The detection challenge

Cybersecurity in OT environments is complex. The attack surface is expanding due to IT/OT convergence. At the same time, cyber attacks are increasing globally and becoming more sophisticated. OT infrastructures themselves are also growing more complex. They often include proprietary hardware and software, alongside legacy systems with lifecycles of ten years or more. At the same time, downtime is unacceptable, which complicates patching.

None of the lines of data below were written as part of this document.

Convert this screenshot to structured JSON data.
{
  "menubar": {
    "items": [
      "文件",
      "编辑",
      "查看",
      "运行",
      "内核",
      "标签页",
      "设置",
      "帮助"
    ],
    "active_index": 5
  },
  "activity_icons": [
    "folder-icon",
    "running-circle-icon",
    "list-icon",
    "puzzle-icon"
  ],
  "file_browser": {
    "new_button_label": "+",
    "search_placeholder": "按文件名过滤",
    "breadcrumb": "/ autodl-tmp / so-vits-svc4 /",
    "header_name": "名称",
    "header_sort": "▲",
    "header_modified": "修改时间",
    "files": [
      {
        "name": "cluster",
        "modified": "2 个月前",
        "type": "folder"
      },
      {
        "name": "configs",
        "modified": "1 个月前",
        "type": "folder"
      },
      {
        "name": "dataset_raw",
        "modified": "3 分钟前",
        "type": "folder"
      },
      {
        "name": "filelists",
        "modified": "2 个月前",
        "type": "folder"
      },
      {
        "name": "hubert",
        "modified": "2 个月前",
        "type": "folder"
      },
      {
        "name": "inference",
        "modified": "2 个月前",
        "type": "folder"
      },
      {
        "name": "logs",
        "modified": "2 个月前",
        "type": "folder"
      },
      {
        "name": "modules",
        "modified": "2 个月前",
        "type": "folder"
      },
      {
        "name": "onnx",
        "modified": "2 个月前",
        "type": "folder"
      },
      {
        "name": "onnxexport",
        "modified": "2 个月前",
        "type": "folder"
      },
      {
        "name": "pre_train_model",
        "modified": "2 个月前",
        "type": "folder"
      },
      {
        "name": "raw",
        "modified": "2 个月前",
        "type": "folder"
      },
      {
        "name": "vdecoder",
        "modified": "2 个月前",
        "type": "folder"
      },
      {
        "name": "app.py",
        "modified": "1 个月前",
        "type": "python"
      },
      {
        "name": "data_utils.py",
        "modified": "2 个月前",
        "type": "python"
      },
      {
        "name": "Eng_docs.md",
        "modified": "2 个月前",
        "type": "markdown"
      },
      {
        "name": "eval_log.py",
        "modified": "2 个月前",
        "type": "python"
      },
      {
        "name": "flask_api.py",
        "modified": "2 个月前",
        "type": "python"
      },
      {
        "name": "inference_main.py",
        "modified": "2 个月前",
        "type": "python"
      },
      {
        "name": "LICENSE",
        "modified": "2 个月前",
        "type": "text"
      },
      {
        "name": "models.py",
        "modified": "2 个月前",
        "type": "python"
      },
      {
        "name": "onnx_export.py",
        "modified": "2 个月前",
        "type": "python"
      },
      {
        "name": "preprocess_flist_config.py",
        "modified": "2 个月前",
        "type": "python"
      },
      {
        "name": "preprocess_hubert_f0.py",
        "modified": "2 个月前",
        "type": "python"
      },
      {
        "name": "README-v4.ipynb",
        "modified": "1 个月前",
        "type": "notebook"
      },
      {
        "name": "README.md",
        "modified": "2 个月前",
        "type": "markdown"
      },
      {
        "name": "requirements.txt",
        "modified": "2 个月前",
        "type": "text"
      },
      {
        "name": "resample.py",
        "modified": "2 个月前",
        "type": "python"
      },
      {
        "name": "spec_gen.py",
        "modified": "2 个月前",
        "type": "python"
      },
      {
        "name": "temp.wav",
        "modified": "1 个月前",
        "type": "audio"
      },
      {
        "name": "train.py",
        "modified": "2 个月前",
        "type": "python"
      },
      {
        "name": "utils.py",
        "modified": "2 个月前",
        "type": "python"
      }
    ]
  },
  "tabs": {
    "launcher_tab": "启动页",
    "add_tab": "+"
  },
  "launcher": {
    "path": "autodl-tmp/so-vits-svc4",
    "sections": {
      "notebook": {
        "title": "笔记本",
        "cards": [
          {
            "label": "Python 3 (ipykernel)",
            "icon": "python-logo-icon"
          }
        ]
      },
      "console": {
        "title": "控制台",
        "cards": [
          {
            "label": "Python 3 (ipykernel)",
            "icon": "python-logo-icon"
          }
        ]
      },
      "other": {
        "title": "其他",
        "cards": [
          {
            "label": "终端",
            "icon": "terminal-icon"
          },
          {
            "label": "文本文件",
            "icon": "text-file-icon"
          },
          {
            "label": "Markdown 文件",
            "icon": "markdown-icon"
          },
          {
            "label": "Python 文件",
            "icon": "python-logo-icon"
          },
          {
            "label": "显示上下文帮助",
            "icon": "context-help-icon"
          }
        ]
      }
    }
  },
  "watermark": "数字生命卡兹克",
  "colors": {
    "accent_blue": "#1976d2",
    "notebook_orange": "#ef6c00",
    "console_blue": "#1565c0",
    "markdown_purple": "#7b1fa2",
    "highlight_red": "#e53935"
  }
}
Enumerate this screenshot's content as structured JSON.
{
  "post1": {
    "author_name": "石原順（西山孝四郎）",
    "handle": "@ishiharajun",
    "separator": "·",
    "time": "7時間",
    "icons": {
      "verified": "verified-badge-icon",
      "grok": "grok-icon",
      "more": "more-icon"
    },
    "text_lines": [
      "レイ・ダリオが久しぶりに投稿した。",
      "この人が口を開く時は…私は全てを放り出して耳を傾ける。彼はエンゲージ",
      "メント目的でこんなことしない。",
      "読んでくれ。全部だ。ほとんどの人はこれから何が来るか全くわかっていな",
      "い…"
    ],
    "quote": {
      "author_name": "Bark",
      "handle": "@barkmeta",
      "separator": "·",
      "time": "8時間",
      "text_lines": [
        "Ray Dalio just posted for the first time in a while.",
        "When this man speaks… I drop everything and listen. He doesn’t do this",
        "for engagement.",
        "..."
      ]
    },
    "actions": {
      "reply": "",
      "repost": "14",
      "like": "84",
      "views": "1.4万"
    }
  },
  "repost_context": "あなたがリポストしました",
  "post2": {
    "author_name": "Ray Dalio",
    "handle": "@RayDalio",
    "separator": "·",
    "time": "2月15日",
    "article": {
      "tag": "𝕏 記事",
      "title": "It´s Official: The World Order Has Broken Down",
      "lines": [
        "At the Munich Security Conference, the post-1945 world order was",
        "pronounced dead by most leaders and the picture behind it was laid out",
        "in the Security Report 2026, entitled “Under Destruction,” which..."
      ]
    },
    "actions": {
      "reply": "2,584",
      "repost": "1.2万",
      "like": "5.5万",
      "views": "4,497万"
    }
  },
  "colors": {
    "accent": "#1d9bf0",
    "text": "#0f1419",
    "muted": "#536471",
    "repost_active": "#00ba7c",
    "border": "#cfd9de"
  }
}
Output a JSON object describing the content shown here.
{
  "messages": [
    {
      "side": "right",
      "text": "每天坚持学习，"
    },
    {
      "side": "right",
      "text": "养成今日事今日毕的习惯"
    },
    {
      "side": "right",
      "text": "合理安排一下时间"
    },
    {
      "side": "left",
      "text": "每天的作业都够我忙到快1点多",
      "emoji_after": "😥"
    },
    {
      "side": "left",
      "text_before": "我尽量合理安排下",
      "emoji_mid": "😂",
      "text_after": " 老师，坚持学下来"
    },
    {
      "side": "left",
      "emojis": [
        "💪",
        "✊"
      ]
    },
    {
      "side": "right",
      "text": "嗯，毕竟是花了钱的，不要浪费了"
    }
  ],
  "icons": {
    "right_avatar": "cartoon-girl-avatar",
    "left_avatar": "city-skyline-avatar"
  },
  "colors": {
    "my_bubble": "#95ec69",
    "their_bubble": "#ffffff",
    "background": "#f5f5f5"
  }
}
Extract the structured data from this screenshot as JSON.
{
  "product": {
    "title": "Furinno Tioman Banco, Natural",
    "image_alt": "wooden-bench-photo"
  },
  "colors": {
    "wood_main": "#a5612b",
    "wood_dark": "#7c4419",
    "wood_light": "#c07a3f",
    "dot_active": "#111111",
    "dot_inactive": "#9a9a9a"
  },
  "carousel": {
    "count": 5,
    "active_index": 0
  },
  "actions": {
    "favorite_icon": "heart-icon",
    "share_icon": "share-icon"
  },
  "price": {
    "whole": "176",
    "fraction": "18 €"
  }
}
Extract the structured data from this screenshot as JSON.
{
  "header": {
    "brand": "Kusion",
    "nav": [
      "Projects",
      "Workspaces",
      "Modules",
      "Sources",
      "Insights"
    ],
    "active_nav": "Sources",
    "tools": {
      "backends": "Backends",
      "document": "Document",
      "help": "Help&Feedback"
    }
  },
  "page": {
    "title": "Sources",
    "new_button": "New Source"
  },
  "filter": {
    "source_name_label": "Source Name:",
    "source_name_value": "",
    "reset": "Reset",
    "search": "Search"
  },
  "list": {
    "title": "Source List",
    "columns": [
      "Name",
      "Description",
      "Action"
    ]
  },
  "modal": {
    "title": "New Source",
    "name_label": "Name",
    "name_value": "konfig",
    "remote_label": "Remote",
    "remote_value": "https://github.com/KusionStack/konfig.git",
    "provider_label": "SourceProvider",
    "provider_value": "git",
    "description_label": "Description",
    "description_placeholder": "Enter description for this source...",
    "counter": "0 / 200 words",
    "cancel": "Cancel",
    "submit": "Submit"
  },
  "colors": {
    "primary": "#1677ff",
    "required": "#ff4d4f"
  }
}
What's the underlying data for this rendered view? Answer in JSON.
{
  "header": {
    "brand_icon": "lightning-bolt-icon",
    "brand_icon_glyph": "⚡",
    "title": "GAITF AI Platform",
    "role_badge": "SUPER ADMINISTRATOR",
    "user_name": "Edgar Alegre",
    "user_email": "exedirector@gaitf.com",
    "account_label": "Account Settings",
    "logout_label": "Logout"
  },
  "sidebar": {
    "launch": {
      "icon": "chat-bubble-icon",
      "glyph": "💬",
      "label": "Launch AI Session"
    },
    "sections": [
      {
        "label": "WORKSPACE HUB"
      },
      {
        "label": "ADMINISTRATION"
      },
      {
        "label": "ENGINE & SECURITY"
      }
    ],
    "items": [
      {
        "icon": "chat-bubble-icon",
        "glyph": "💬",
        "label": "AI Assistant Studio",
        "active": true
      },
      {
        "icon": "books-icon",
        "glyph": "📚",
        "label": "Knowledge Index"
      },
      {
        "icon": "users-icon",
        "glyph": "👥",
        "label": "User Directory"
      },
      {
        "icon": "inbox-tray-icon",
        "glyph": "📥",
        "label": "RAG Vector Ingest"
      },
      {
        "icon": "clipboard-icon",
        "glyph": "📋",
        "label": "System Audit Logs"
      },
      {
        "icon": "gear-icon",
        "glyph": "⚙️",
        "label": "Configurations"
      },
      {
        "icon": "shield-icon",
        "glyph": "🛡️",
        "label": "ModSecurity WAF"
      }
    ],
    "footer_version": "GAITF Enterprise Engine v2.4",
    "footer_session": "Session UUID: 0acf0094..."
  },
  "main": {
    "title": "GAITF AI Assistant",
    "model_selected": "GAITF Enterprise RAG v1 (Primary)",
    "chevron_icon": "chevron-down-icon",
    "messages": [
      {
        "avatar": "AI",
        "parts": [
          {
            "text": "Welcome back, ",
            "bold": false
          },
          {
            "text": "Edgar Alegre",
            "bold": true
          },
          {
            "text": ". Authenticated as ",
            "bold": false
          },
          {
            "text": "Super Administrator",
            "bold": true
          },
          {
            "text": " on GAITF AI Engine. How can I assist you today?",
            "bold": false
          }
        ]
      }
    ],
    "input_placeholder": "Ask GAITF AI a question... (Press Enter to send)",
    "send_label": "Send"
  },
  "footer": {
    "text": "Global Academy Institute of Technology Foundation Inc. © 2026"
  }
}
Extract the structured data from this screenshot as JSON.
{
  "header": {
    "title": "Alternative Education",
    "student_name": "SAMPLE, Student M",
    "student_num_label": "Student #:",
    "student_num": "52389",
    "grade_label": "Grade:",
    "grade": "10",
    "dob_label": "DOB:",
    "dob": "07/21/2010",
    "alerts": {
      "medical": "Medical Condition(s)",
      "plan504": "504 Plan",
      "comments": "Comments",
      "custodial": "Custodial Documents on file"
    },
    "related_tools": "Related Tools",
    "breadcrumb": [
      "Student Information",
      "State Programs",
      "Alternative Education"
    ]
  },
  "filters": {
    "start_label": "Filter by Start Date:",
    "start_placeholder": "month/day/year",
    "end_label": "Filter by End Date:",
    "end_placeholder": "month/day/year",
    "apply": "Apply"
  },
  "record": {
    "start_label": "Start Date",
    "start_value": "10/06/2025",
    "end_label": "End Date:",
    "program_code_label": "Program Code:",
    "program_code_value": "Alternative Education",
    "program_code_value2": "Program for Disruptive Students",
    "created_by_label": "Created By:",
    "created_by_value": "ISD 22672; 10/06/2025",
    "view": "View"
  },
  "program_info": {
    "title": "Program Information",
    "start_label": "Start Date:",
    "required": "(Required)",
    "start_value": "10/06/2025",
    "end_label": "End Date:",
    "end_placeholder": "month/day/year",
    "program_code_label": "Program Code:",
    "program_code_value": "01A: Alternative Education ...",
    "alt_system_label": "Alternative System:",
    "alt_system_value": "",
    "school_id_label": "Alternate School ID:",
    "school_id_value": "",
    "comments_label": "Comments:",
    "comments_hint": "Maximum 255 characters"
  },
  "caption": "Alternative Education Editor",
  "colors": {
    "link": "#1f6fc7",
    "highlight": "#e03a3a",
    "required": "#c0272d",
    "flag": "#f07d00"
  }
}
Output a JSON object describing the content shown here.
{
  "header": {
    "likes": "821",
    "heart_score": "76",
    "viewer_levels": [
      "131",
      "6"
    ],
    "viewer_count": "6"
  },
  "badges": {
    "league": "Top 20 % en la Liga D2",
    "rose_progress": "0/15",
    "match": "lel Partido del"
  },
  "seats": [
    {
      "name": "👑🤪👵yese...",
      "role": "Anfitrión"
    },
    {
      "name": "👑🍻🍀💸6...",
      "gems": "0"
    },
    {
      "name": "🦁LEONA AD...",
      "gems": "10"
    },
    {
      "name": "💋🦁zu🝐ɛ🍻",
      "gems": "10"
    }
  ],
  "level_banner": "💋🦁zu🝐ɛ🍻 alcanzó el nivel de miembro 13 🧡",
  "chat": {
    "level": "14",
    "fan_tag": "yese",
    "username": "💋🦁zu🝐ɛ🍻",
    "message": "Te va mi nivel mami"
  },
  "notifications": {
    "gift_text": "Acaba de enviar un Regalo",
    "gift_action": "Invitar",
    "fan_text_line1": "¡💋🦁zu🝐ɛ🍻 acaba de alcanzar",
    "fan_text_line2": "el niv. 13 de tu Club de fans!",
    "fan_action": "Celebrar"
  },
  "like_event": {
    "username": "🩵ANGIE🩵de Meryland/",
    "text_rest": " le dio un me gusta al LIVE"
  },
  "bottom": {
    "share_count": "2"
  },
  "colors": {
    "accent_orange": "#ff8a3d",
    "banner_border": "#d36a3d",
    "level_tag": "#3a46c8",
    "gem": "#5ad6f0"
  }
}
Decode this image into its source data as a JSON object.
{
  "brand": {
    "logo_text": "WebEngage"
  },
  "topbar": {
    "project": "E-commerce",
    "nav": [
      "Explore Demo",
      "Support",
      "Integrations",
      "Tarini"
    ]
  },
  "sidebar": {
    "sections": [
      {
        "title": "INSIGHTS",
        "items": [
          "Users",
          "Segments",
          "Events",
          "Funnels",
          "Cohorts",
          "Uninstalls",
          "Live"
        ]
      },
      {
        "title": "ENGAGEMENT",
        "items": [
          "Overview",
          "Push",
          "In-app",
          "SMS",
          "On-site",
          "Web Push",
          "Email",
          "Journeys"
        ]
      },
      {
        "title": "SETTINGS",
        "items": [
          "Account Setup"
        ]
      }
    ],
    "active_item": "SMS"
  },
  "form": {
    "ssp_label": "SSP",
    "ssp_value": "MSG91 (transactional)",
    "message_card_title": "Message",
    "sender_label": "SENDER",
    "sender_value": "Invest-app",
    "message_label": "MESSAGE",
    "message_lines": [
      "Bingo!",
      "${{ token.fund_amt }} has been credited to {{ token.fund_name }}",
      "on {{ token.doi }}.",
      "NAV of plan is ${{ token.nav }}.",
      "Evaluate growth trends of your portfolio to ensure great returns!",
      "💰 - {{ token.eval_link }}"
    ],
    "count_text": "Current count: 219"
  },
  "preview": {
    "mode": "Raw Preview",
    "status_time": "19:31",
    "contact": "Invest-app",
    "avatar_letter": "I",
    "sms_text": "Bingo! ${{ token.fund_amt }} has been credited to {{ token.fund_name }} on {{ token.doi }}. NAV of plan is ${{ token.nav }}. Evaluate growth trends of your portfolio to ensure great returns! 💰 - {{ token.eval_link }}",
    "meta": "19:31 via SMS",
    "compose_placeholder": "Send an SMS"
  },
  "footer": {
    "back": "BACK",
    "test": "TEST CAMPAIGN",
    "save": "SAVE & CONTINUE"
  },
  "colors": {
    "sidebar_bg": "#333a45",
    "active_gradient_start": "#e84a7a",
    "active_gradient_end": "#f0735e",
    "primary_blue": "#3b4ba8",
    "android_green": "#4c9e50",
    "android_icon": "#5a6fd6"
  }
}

According to the Fortinet State of Operational Technology and Cybersecurity Report 2024, 31% of organisations with OT environments experienced at least six breaches in 2023. Rule-based detection systems fail in three key areas:

  • Zero-day attacks: vulnerabilities that have not yet been exploited and for which no rules exist
  • AI-driven attacks: automated attacks that evolve faster than manually updated rule sets
  • Targeted attacks: attacks that deliberately deviate from known patterns to avoid detection

Behaviour-based Anomaly Detection

TNO develops detection methods based on behaviour rather than rules. The system learns what constitutes normal behaviour within a specific network or system and flags deviations, regardless of whether the attack pattern has been seen before. Approach:

  • Operational data analysis: establish a baseline of normal behaviour using the organisation’s own data
  • Algorithm development: tailor detection algorithms to the specific environment
  • Prototype testing up to TRL 7: test prototypes with partners using real production data and iteratively improve detection accuracy
  • Explainable alerts: each alert provides a root cause, risk assessment, and recommended next steps, automated or analyst-driven

An additional benefit is that, during implementation, configuration errors in the network often surface, improving network hygiene, and reducing the number of false positives.

Application: PLC Communication in OT Environments

Programmable Logic Controllers (PLCs) control physical processes such as pumps and motors. Anomalies in PLC communicatio - such as unexpected commands or changes in communication patterns - may, in combination with other indicators, point to a cyber attack.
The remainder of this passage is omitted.